Before we begin, start a new file with File \(\rightarrow\) New File \(\rightarrow\) R Script. As you work through this sheet in the console in R, also add (copy/paste) your commands that work into this new file. At the end, save it, and run to execute all of your commands at once.

“Our Plot” from Class

Download and run in R Studio on your computer (or open the file in our R Studio cloud project and run it there) to see our plot from class.

Exploring the Data


We will look at GDP per Capita and Life Expectancy using some data from the gapminder project. There is a handy package called gapminder that uses a small snippet of this data for exploratory analysis. Install and load the package gapminder. Type ?gapminder and hit enter to see a description of the data.


Let’s get a quick look at gapminder to see what we’re dealing with.

  1. Get the structure of the gapminder data.
  2. What variables are there?
  3. Look at the head of the dataset to get an idea of what the data looks like.
  4. Get summary statistics of all variables.

Simple Plots in Base R


Let’s make sure you can do some basic plots before we get into the gg. Use base R’s hist() function to plot a histogram of gdpPercap.


Use base R’s boxplot() function to plot a boxplot of gdpPercap.


Now make it a boxplot by continent.Hint: use formula notation with ~.


Now make a scatterplot of gdpPercap on the \(x\)-axis and LifeExp on the \(y\)-axis.

Plots with ggplot2


Load the package ggplot2 (you should have installed it previously. If not, install first with install.packages("ggplot2")).


Let’s first make a bar graph to see how many countries are in each continent. The only aesthetic you need is to map continent to x. Bar graphs are great for representing categories, but not quantitative data.


For quantitative data, we want a histogram to visualize the distribution of a variable. Make a histogram of gdpPercap. Your only aesthetic here is to map gdpPercap to x.


Now let’s try adding some color, specifically, add an aesthetic that maps continent to fill.In general, color refers to the outside borders of a geom (except points), fill is the interior of an object.


Instead of a histogram, change the geom to make it a density graph. To avoid overplotting, add alpha=0.4 to the geom argument (alpha changes the transparency of a fill).
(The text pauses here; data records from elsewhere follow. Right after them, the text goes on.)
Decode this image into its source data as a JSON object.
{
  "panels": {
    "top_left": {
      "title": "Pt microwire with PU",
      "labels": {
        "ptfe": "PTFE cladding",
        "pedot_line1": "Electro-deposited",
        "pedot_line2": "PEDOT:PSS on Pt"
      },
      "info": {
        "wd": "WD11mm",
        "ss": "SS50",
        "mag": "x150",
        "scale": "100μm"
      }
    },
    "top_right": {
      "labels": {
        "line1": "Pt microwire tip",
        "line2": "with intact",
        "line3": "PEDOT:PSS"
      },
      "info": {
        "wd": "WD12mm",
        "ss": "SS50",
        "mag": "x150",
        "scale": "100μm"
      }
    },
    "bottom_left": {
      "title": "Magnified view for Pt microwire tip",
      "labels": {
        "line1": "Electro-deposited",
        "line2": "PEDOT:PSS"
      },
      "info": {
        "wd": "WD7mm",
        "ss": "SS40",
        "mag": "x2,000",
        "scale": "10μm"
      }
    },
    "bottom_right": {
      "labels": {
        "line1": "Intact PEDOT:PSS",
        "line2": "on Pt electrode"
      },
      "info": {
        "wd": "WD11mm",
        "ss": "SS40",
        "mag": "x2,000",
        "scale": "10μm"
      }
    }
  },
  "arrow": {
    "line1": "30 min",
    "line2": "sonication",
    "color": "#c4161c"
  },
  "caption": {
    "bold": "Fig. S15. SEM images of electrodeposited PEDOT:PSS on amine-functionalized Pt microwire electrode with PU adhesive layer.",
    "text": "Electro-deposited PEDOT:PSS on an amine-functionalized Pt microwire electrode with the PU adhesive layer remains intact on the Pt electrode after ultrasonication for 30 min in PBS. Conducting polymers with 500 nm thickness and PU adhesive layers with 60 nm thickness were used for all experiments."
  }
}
Redo your plot from 11 for lifeExp instead of gdpPercap.


Now let’s try a scatterplot for lifeExp (as y) on gdpPercap (as x). You’ll need both for aesthetics. The geom here is geom_point().
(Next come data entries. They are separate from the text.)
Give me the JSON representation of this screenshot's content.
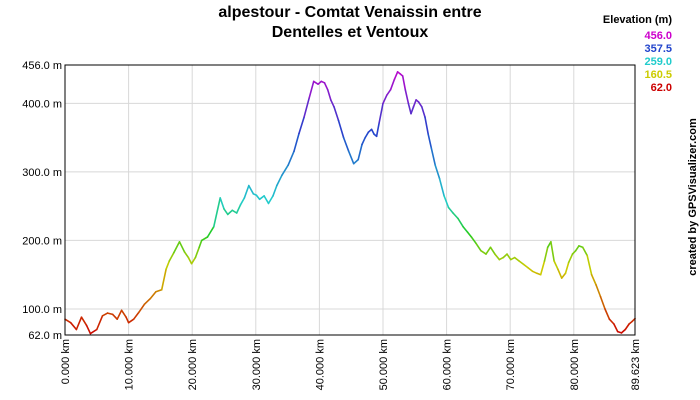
{
  "chart_data": {
    "type": "line",
    "title_lines": [
      "alpestour - Comtat Venaissin entre",
      "Dentelles et Ventoux"
    ],
    "xlabel": "",
    "ylabel": "",
    "x_unit": "km",
    "xlim": [
      0,
      89.623
    ],
    "ylim": [
      62.0,
      456.0
    ],
    "x_ticks": [
      0,
      10,
      20,
      30,
      40,
      50,
      60,
      70,
      80,
      89.623
    ],
    "x_tick_labels": [
      "0.000 km",
      "10.000 km",
      "20.000 km",
      "30.000 km",
      "40.000 km",
      "50.000 km",
      "60.000 km",
      "70.000 km",
      "80.000 km",
      "89.623 km"
    ],
    "y_ticks": [
      62.0,
      100.0,
      200.0,
      300.0,
      400.0,
      456.0
    ],
    "y_tick_labels": [
      "62.0 m",
      "100.0 m",
      "200.0 m",
      "300.0 m",
      "400.0 m",
      "456.0 m"
    ],
    "grid": true,
    "legend": {
      "title": "Elevation (m)",
      "position": "top-right",
      "entries": [
        {
          "label": "456.0",
          "color": "#cc00cc"
        },
        {
          "label": "357.5",
          "color": "#2244cc"
        },
        {
          "label": "259.0",
          "color": "#22cccc"
        },
        {
          "label": "160.5",
          "color": "#cccc00"
        },
        {
          "label": "62.0",
          "color": "#cc0000"
        }
      ]
    },
    "color_scale": [
      {
        "value": 62.0,
        "color": "#cc0000"
      },
      {
        "value": 160.5,
        "color": "#cccc00"
      },
      {
        "value": 210.0,
        "color": "#22cc22"
      },
      {
        "value": 259.0,
        "color": "#22cccc"
      },
      {
        "value": 357.5,
        "color": "#2244cc"
      },
      {
        "value": 456.0,
        "color": "#cc00cc"
      }
    ],
    "series": [
      {
        "x": [
          0,
          0.9,
          1.8,
          2.6,
          3.4,
          4.0,
          5.0,
          5.9,
          6.7,
          7.5,
          8.2,
          8.9,
          9.6,
          10.0,
          10.8,
          11.6,
          12.5,
          13.4,
          14.3,
          15.2,
          15.9,
          16.4,
          17.1,
          18.0,
          18.8,
          19.4,
          19.9,
          20.5,
          21.1,
          21.5,
          22.4,
          23.4,
          24.4,
          25.0,
          25.6,
          26.3,
          27.0,
          27.6,
          28.2,
          28.9,
          29.6,
          30.1,
          30.6,
          31.3,
          32.0,
          32.7,
          33.3,
          34.1,
          35.1,
          36.0,
          36.8,
          37.6,
          38.4,
          39.1,
          39.8,
          40.3,
          40.8,
          41.3,
          41.8,
          42.3,
          43.0,
          43.8,
          44.6,
          45.4,
          46.1,
          46.7,
          47.2,
          47.7,
          48.2,
          48.6,
          49.0,
          49.4,
          50.0,
          50.6,
          51.2,
          51.8,
          52.3,
          52.7,
          53.1,
          53.5,
          54.0,
          54.4,
          54.8,
          55.2,
          55.6,
          56.1,
          56.6,
          57.1,
          57.6,
          58.2,
          58.9,
          59.6,
          60.3,
          61.0,
          61.8,
          62.6,
          63.3,
          63.9,
          64.6,
          65.4,
          66.2,
          66.9,
          67.6,
          68.3,
          68.9,
          69.5,
          70.1,
          70.7,
          71.4,
          72.1,
          72.8,
          73.5,
          74.2,
          74.8,
          75.4,
          75.9,
          76.4,
          76.9,
          77.5,
          78.1,
          78.7,
          79.2,
          79.8,
          80.3,
          80.8,
          81.4,
          82.1,
          82.8,
          83.5,
          84.2,
          84.9,
          85.6,
          86.3,
          86.9,
          87.5,
          88.1,
          88.7,
          89.2,
          89.623
        ],
        "y": [
          85,
          80,
          70,
          88,
          76,
          64,
          70,
          90,
          94,
          92,
          85,
          98,
          88,
          80,
          85,
          95,
          107,
          115,
          125,
          128,
          158,
          170,
          182,
          198,
          183,
          175,
          166,
          175,
          190,
          200,
          205,
          220,
          262,
          246,
          238,
          244,
          240,
          252,
          262,
          280,
          268,
          266,
          260,
          265,
          254,
          265,
          280,
          295,
          310,
          330,
          356,
          380,
          408,
          432,
          428,
          432,
          430,
          420,
          405,
          395,
          375,
          350,
          330,
          312,
          318,
          340,
          350,
          358,
          362,
          355,
          352,
          372,
          400,
          412,
          420,
          435,
          446,
          443,
          440,
          420,
          400,
          385,
          395,
          405,
          402,
          395,
          380,
          355,
          335,
          310,
          290,
          265,
          248,
          240,
          232,
          220,
          212,
          205,
          196,
          185,
          180,
          190,
          180,
          172,
          175,
          180,
          172,
          175,
          170,
          165,
          160,
          155,
          152,
          150,
          170,
          190,
          198,
          170,
          158,
          145,
          152,
          168,
          180,
          185,
          192,
          190,
          178,
          150,
          135,
          118,
          100,
          85,
          78,
          67,
          65,
          70,
          78,
          82,
          86
        ]
      }
    ]
  },
  "credit": "created by GPSVisualizer.com"
}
Add some color by mapping continent to color in your aesthetics.


Now let’s try adding a regression line with geom_smooth(). Add this layer on top of your geom_point() layer.


Did you notice that you got multiple regression lines (colored by continent)? That’s because we set a global aesthetic of mapping continent to color. If we want just one regression line, we need to instead move the color = continent inside the aes of geom_point. This will only map continent to color for points, not for anything else.
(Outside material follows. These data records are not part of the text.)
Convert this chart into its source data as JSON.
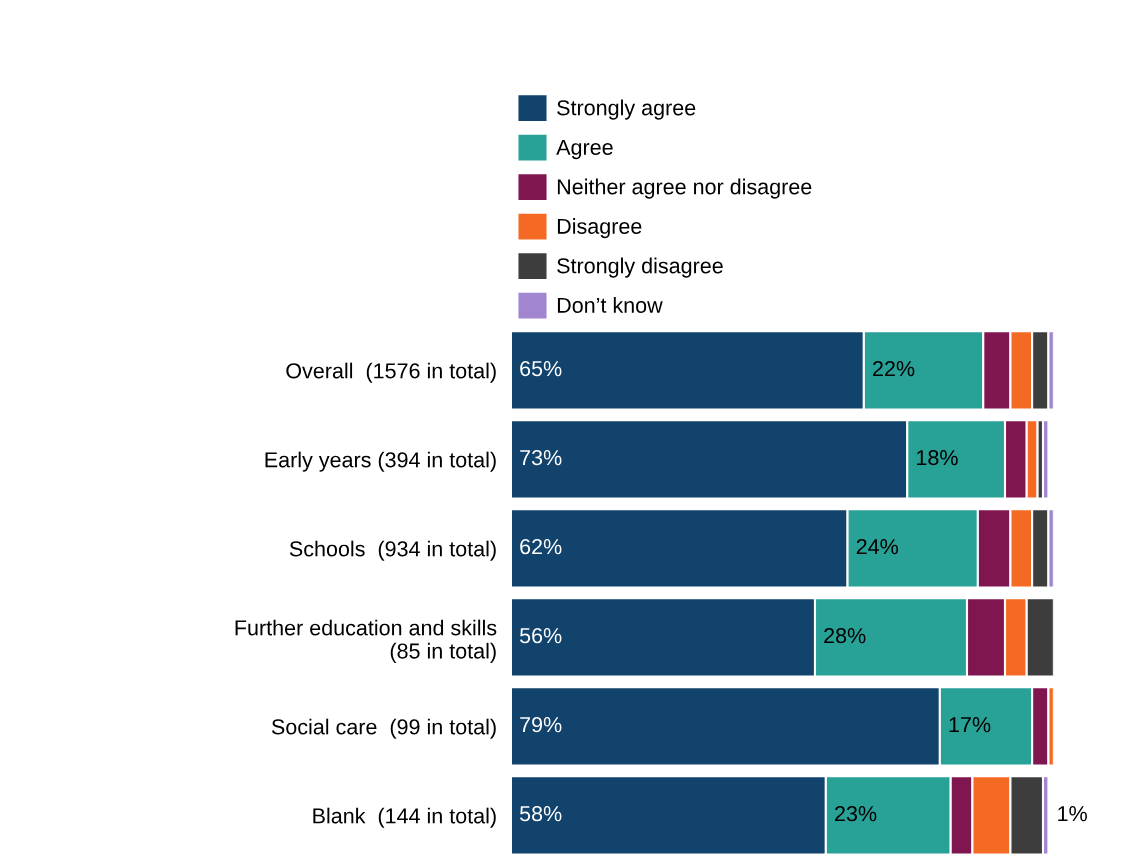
{
  "chart_data": {
    "type": "bar",
    "orientation": "horizontal",
    "stacked": true,
    "legend": "top",
    "grid": false,
    "tick_labels": "y",
    "categories": [
      "Overall  (1576 in total)",
      "Early years (394 in total)",
      "Schools  (934 in total)",
      "Further education and skills  (85 in total)",
      "Social care  (99 in total)",
      "Blank  (144 in total)"
    ],
    "series": [
      {
        "name": "Strongly agree",
        "color": "#12436d",
        "values": [
          65,
          73,
          62,
          56,
          79,
          58
        ],
        "value_labels": [
          "65%",
          "73%",
          "62%",
          "56%",
          "79%",
          "58%"
        ]
      },
      {
        "name": "Agree",
        "color": "#28a197",
        "values": [
          22,
          18,
          24,
          28,
          17,
          23
        ],
        "value_labels": [
          "22%",
          "18%",
          "24%",
          "28%",
          "17%",
          "23%"
        ]
      },
      {
        "name": "Neither agree nor disagree",
        "color": "#801650",
        "values": [
          5,
          4,
          6,
          7,
          3,
          4
        ]
      },
      {
        "name": "Disagree",
        "color": "#f46a25",
        "values": [
          4,
          2,
          4,
          4,
          1,
          7
        ]
      },
      {
        "name": "Strongly disagree",
        "color": "#3d3d3d",
        "values": [
          3,
          1,
          3,
          5,
          0,
          6
        ]
      },
      {
        "name": "Don’t know",
        "color": "#a285d1",
        "values": [
          1,
          1,
          1,
          0,
          0,
          1
        ],
        "value_labels": [
          null,
          null,
          null,
          null,
          null,
          "1%"
        ]
      }
    ]
  }
}
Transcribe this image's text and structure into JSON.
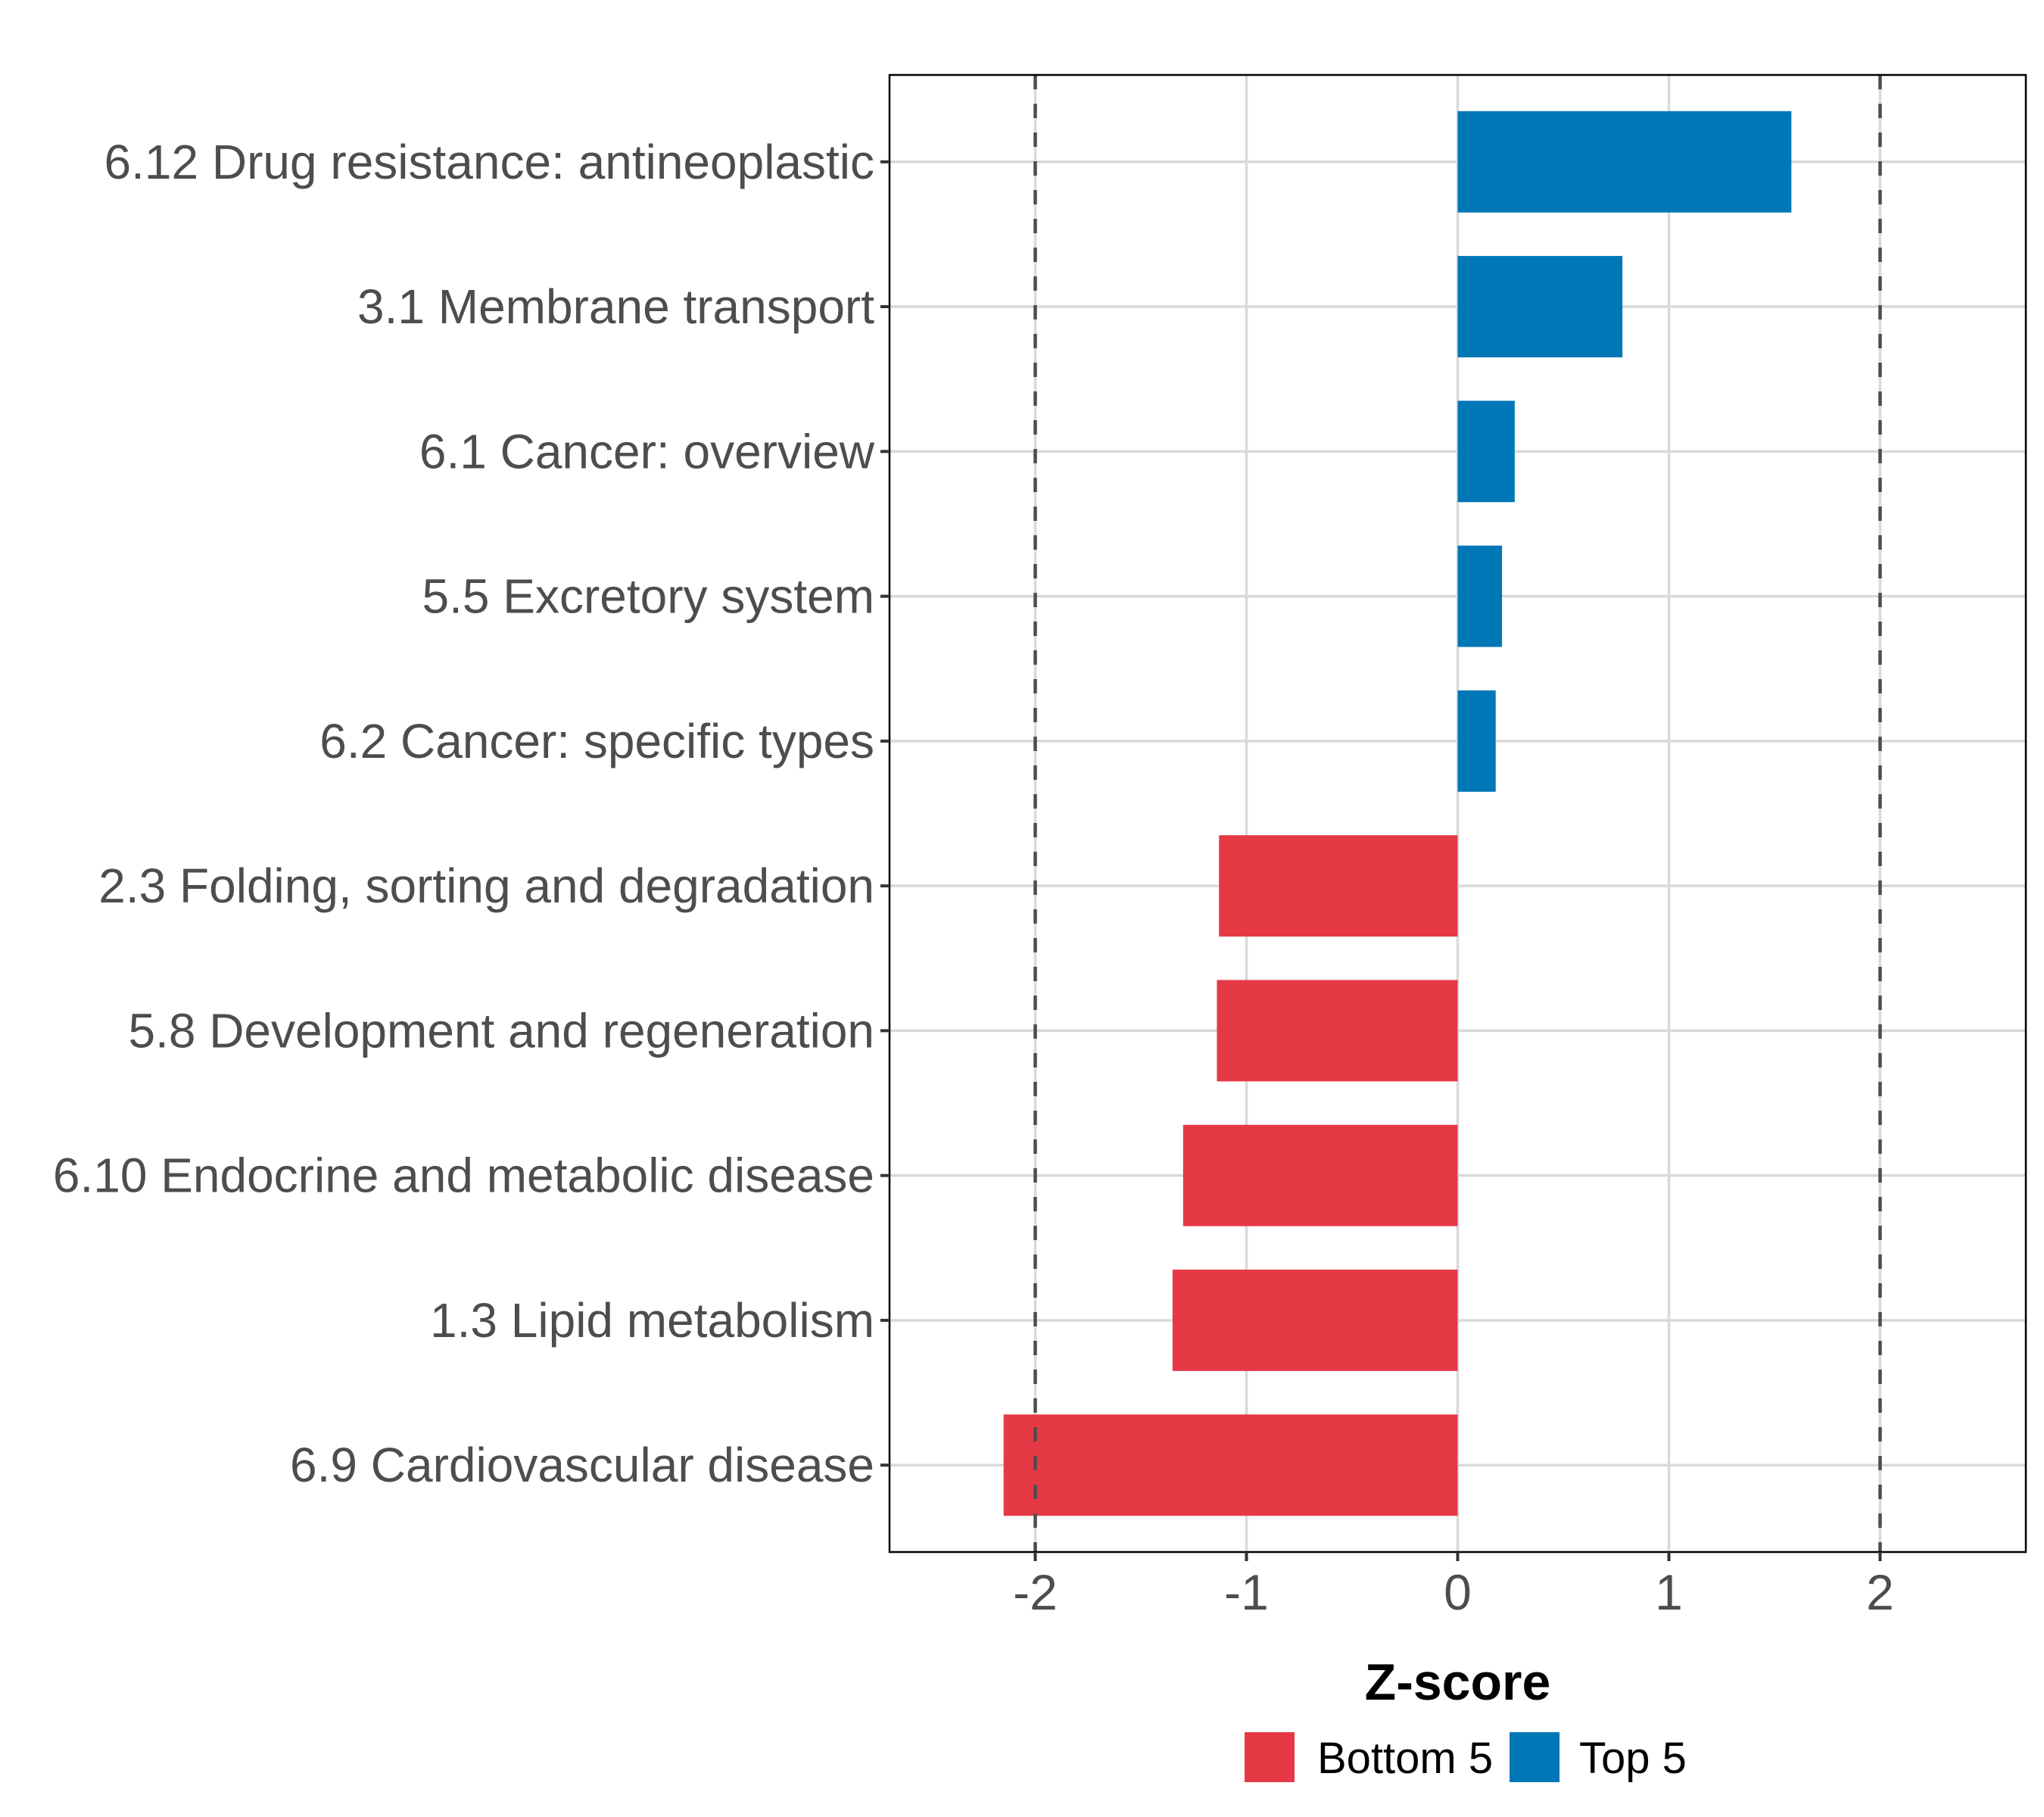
{
  "chart_data": {
    "type": "bar",
    "orientation": "horizontal",
    "title": "",
    "xlabel": "Z-score",
    "ylabel": "",
    "xlim": [
      -2.69,
      2.69
    ],
    "xticks": [
      -2,
      -1,
      0,
      1,
      2
    ],
    "xtick_labels": [
      "-2",
      "-1",
      "0",
      "1",
      "2"
    ],
    "grid": true,
    "reference_lines": [
      {
        "x": -2,
        "style": "dashed",
        "color": "#4D4D4D"
      },
      {
        "x": 2,
        "style": "dashed",
        "color": "#4D4D4D"
      }
    ],
    "categories": [
      "6.12 Drug resistance: antineoplastic",
      "3.1 Membrane transport",
      "6.1 Cancer: overview",
      "5.5 Excretory system",
      "6.2 Cancer: specific types",
      "2.3 Folding, sorting and degradation",
      "5.8 Development and regeneration",
      "6.10 Endocrine and metabolic disease",
      "1.3 Lipid metabolism",
      "6.9 Cardiovascular disease"
    ],
    "values": [
      1.58,
      0.78,
      0.27,
      0.21,
      0.18,
      -1.13,
      -1.14,
      -1.3,
      -1.35,
      -2.15
    ],
    "groups": [
      "Top 5",
      "Top 5",
      "Top 5",
      "Top 5",
      "Top 5",
      "Bottom 5",
      "Bottom 5",
      "Bottom 5",
      "Bottom 5",
      "Bottom 5"
    ],
    "legend": {
      "position": "bottom",
      "entries": [
        {
          "label": "Bottom 5",
          "color": "#E63946"
        },
        {
          "label": "Top 5",
          "color": "#0077B6"
        }
      ]
    },
    "colors": {
      "Top 5": "#0077B6",
      "Bottom 5": "#E63946",
      "grid": "#D9D9D9",
      "panel_border": "#000000",
      "tick_text": "#4D4D4D"
    }
  }
}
Now add an aesthetic to your points to map pop to size.


Change the color of the regression line to "black". Try first by putting this inside an aes() in your geom_smooth, and try a second time by just putting it inside geom_smooth without an aes(). What’s the difference, and why?


Another way to separate out continents is with faceting. Add +facet_wrap(~continent) to create subplots by continent.


Remove the facet layer. The scale is quite annoying for the x-axis, a lot of points are clustered on the lower level. Let’s try changing the scale by adding a layer: +scale_x_log10().


Now let’s fix the labels by adding +labs(). Inside labs, make proper axes titles for x, y, and a title to the plot. If you want to change the name of the legends (continent color), add one for color and size.


Now let’s try subsetting by looking only at North America. Take the gapminder dataframe and subset it to only look at continent=="Americas"). Assign this to a new dataframe object (call it something like america.) Now, use this as your data, and redo the graph from question 17. (You might want to take a look at your new dataframe to make sure it worked first!)


Try this again for the whole world, but just for observations in the year 2002.